When it comes to performance, flexible expansion and complete management of resource are in the considerations as well.

While the frameworks mentioned above make it feasible to accomplish the horizontal expansion, instant state of background management system cannot be monitored. Thus, only the static policies like Round-robin and Random can be implemented, but they are unable to satisfy instant demand of financial service.

As shown in Figure 2, based on the mentioned framework, monitor component is added to each of Connection Manager in the server farm with a view of monitoring the state of server. Information being monitored includes the number of connection, the number of users, the number of job, arrival rate, service rate and so forth.
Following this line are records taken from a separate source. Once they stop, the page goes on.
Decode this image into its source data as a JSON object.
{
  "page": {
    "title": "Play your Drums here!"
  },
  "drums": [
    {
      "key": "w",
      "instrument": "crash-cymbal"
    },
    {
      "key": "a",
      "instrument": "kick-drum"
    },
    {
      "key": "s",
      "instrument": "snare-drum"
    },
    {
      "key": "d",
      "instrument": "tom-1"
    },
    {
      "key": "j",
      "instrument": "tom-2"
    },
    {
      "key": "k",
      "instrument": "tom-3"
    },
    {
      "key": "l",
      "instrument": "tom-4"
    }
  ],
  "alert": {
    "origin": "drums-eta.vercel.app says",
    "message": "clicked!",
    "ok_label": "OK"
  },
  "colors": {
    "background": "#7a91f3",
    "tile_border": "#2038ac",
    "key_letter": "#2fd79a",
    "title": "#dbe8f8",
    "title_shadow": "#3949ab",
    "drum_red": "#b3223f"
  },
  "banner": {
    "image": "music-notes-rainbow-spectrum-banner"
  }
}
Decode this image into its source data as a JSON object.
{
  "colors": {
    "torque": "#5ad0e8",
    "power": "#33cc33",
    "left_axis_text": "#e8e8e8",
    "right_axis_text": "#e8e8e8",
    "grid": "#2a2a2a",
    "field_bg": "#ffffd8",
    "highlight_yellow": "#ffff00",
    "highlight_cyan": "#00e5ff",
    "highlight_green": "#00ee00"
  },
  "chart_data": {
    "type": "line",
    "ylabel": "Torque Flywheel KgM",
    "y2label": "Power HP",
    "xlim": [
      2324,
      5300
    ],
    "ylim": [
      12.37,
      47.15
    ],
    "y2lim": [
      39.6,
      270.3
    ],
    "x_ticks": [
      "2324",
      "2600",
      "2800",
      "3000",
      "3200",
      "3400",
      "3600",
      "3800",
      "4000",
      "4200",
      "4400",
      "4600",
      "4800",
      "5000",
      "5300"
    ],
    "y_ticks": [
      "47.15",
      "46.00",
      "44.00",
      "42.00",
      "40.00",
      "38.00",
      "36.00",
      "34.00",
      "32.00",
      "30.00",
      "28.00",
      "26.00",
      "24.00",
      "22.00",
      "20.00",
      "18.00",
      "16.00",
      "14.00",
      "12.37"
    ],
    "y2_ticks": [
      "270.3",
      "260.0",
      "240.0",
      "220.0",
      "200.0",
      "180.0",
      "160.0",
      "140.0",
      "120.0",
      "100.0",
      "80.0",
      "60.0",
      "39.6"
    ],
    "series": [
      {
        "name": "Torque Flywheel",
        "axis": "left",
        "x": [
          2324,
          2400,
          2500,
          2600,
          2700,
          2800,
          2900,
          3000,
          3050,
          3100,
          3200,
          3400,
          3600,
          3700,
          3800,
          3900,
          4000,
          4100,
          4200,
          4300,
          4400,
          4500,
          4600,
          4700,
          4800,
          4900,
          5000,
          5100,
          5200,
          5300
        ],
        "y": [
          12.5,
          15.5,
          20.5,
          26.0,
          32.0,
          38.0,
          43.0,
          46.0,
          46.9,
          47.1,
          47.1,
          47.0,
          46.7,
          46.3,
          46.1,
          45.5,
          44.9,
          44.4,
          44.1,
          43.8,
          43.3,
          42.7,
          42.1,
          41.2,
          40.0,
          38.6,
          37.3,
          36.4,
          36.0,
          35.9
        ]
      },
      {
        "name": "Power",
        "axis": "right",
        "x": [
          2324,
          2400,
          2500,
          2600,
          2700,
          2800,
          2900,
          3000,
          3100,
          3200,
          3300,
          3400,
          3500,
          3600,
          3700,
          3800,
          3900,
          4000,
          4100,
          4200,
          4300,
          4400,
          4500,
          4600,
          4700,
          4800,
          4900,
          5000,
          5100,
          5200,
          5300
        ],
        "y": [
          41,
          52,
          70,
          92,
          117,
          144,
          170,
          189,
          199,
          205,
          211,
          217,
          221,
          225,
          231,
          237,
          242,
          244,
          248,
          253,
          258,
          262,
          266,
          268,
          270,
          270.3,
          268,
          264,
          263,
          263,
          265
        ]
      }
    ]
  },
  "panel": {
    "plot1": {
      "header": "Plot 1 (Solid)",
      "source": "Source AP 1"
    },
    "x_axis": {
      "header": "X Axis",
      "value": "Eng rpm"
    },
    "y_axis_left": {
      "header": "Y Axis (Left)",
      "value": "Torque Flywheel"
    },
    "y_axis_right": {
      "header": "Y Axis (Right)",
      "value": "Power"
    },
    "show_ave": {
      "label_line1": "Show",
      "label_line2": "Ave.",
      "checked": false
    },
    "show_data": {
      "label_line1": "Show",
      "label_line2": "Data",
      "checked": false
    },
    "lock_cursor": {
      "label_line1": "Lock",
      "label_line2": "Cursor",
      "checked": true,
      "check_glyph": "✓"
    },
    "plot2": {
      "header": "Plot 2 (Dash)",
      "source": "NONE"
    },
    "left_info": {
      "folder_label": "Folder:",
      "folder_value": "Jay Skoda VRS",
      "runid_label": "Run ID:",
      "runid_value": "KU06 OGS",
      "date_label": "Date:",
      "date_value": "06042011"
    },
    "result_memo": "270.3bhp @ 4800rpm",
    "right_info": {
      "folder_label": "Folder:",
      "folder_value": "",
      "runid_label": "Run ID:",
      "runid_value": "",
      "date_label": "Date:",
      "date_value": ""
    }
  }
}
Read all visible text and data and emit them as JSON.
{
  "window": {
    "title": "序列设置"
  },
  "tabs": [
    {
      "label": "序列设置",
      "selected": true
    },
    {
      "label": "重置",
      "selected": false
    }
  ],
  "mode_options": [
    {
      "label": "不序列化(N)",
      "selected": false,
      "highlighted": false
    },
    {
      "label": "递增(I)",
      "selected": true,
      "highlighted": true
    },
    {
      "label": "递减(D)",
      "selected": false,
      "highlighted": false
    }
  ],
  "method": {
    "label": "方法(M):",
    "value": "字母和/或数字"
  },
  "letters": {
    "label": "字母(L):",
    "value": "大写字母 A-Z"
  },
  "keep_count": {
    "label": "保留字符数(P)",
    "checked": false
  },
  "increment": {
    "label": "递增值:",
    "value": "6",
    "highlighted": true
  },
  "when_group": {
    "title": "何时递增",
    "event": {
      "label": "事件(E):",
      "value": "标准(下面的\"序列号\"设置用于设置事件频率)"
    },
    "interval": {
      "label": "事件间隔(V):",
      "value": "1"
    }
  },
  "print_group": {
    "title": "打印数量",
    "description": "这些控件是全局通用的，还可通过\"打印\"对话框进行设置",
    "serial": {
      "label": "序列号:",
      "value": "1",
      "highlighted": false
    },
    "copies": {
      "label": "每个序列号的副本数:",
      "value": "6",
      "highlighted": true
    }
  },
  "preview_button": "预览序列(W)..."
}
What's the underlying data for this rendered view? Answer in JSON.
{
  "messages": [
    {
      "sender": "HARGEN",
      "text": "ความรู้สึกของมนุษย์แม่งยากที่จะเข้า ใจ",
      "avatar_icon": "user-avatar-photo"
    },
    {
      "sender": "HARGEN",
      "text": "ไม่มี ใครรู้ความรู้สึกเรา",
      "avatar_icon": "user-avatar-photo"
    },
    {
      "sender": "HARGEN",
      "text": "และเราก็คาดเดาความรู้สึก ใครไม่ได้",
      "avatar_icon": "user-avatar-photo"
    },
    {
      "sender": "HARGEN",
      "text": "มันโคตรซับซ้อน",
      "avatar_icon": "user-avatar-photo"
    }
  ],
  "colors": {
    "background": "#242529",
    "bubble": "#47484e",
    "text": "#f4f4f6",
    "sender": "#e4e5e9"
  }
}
Following the monitoring procedure is the return of information to controller component on Load Balancer where task assignment can make judgment accordingly.

Figure 2. Mobile Banking Messaging as a Service Framework

CHAPTER 4 Network Delay Autocorrelation Model

4.1 Hypothesis

In order to solve the network problems, it is necessary to understand the characteristics of real-world network delay so that we can propose an improved method and verify it.

Like Figure 3, we observe one of the receivers, whose time series of network delay is recorded. In spite of the continuous variations of network delay, some patterns can be observed. Drastic variations of network delay rarely happen in a short period of time according to the observation. That is, the correlation of network delay exists right before and after a short time period. For instance, if the network delay is “high” before the short time period, so is the network delay of current short time period. This sign continues even after the short time period, meaning a continuous congestion of network may last for a while.

Figure 3. Time Series of Real-world Network Delay

To compare the performance of system in the real network when adopting various task assignment policies and to validate correctness and feasibility of task assignment

policy in subsequent tests, a mobile network which consists of tens of millions of users in the experimental environment is necessary to meet the scenario of future Bank 3.0.

However, it’s hard to use thousands of real mobile devices and deploy them in different real network conditions to verify the scheduling policy. Moreover, controlled factors would not remain the same in every real experiment, representing the performance of algorithm with different parameters cannot be compared. Hence, a network model is expected to be proposed as a way of simulating the real network condition.

4.2 Autocorrelation

The time series of network delay is assumed to meet the characteristic of autocorrelation.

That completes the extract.